Jared Nowell ’15
Men’s track and field
Co Cob, Conn.
Okay, so you’re captain of the track team. What events do you do?
I’m a short sprinter, so that’s the 200-meter, 100-meter and 60 dash.
How did you get into sprinting? Or track in general?
So in middle school I did it for a year, kind of randomly, and then I just stopped doing it. And then I got into high school, and at the school I went to, you had to do a sport; it was a private school so you had to do a sport every season. So especially freshman year you had to do a team sport every season. I played soccer, and I could do basketball, but in the spring, I didn’t play lacrosse. I didn’t do any of those, and I kind of wanted to do soccer on the side, but they had a track club, which worked for [the requirement] so I kind of just joined that. And then eventually we turned into a full team by the time I left, which was cool. But I joined that because I was like, “Eh, I run in soccer, I’m fast, why not.”
So when you guys are at practice you’re just running for two hours?
Thankfully our coach cut it down, so most of our practices now are only about an hour. We have a nice schedule, so some days for sprinters you’ll do blocks, so you run twenty meters quickly and that’s about it, and other days we just do core and other things to stay off the track.
Are you guys training mostly in the field house? How is that?
Right about now we get pretty sick of it. It’s more when the spring sports start it kind of gets annoying because normally we have the inside area inside of the track of the field house, so we can go in there to throw med balls or whatever, but once the spring sports get in there it just gets way too crowded.
The surface in there seems hard…
Yeah the surface in there is so hard. It’s been there for probably 30, 40 years, and you can’t really use the inside lanes because they’re too tight, so you’ll hurt yourself.
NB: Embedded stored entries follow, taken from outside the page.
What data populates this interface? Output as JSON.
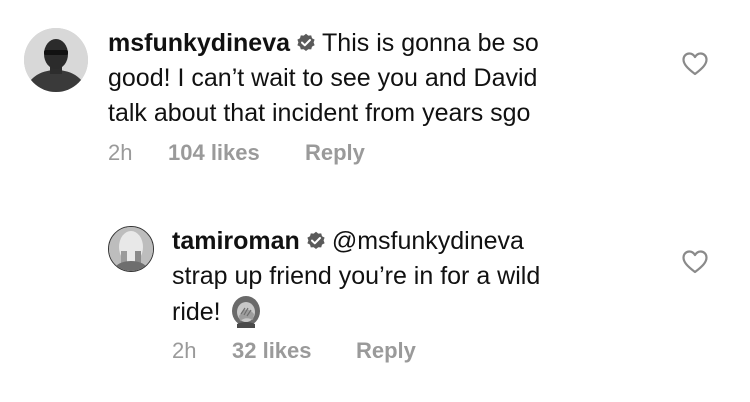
{
  "comments": [
    {
      "username": "msfunkydineva",
      "text_line1": "This is gonna be so",
      "text_line2": "good! I can’t wait to see you and David",
      "text_line3": "talk about that incident from years sgo",
      "time": "2h",
      "likes": "104 likes",
      "reply_label": "Reply"
    },
    {
      "username": "tamiroman",
      "mention": "@msfunkydineva",
      "text_line2": "strap up friend you’re in for a wild",
      "text_line3": "ride!",
      "emoji": "woman-facepalming-emoji",
      "time": "2h",
      "likes": "32 likes",
      "reply_label": "Reply"
    }
  ],
  "icons": {
    "verified": "verified-badge-icon",
    "like": "heart-outline-icon"
  },
  "colors": {
    "text": "#111111",
    "meta": "#9a9a9a",
    "background": "#ffffff"
  }
}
So we really only have one lane to do workouts in.
Have you gotten any injuries from that, or just injuries in general?
I have throughout my time here, just a lot of random things. I hurt my back, hurt my Achilles, my hamstring. [Laughs.] Yeah I always jokingly tell people I’m always hurt, something’s always nagging.
I heard that you are looking at med schools. Tell me about your pre-med experience at Williams. Are you excited for the real world?
Pre-med was actually pretty interesting. I actually enjoyed it, to be honest, because I came in knowing I liked chemistry. Pre-med just kind of added up, and most of the classes I had to take for it, I probably would’ve taken anyway whether or not I had been pre-med. It worked out. Also, you get the nice little pre-med contingency, like you start seeing the people in your year that are pre-med, and you might not hang out with them all the time, but you still see each other on the weekends and you’re friendly, and it’s pretty cool. The med school stuff is pretty interesting, I had to do a lot of interviews in the fall. I missed an entire week of school to go interview and visit schools. So I know I have somewhere to go next year. [Laughs.] I won’t be out in the street.
What would you say your favorite foods are?
Since I’ve come to Williams, nachos … I just can’t get away from nachos, it’s really bad. I went out to dinner, actually, last night to Water Street Grill with all my friends and I was like, “Can we get nachos?” and they were like “I guess we’ll eat some.”[Laughs.] I like pizza a lot, I like chicken fingers. Yeah, I guess my favorite foods are really all the junky ones.
I guess ’82 is a great place for you to go for food then.
Oh yeah it’s great. It’s absurd. I go there too many times now, I need to stop.
How does the season transition work? If you do indoor, do you do outdoor?
Yeah so pretty much everyone is both, unless you’re a field event like javelin, which is only outdoor. So [those athletes will] be training indoors but just won’t compete. Outdoor feels like it goes by like that [Snaps.]. We get back from spring break, and then we have two meets and NESCACs, and you have to qualify for NESCACs. So if you don’t go on the spring break trip, you have two meets to qualify for NESCACs, otherwise you’re done. So that’s like, mid-April.
So it’s the fastest turnaround ever.
Yeah it’s pretty quick. I mean, we don’t always have the whole team doing this, but for the 10 or 15 people that do do it, it’s kind of rough.
So in your meets, do you end up running a lot of events per meet?
I’m anywhere from two to three but most people it’s like one, just based on the distances, especially if you’re dong a mile or like a 3k. I’m lucky because I can do the 100-meter, the 200-meter and the 4×1, so I can do multiple things. It’s more just explosiveness. By the end of the day you’re not exhausted cardio-wise but it’s like, “My legs feel dead, and I have no energy to walk.”
One last random question. Do you have any pets?
I do not. When I was younger, we’d always have a fish we’d just call Fishy, but we were just never a pet family. Whenever we would talk about having a dog my parents would just be like, “Well, you have to take care of it!” and me and my brother were like “Nahhhh,” so it just never worked out.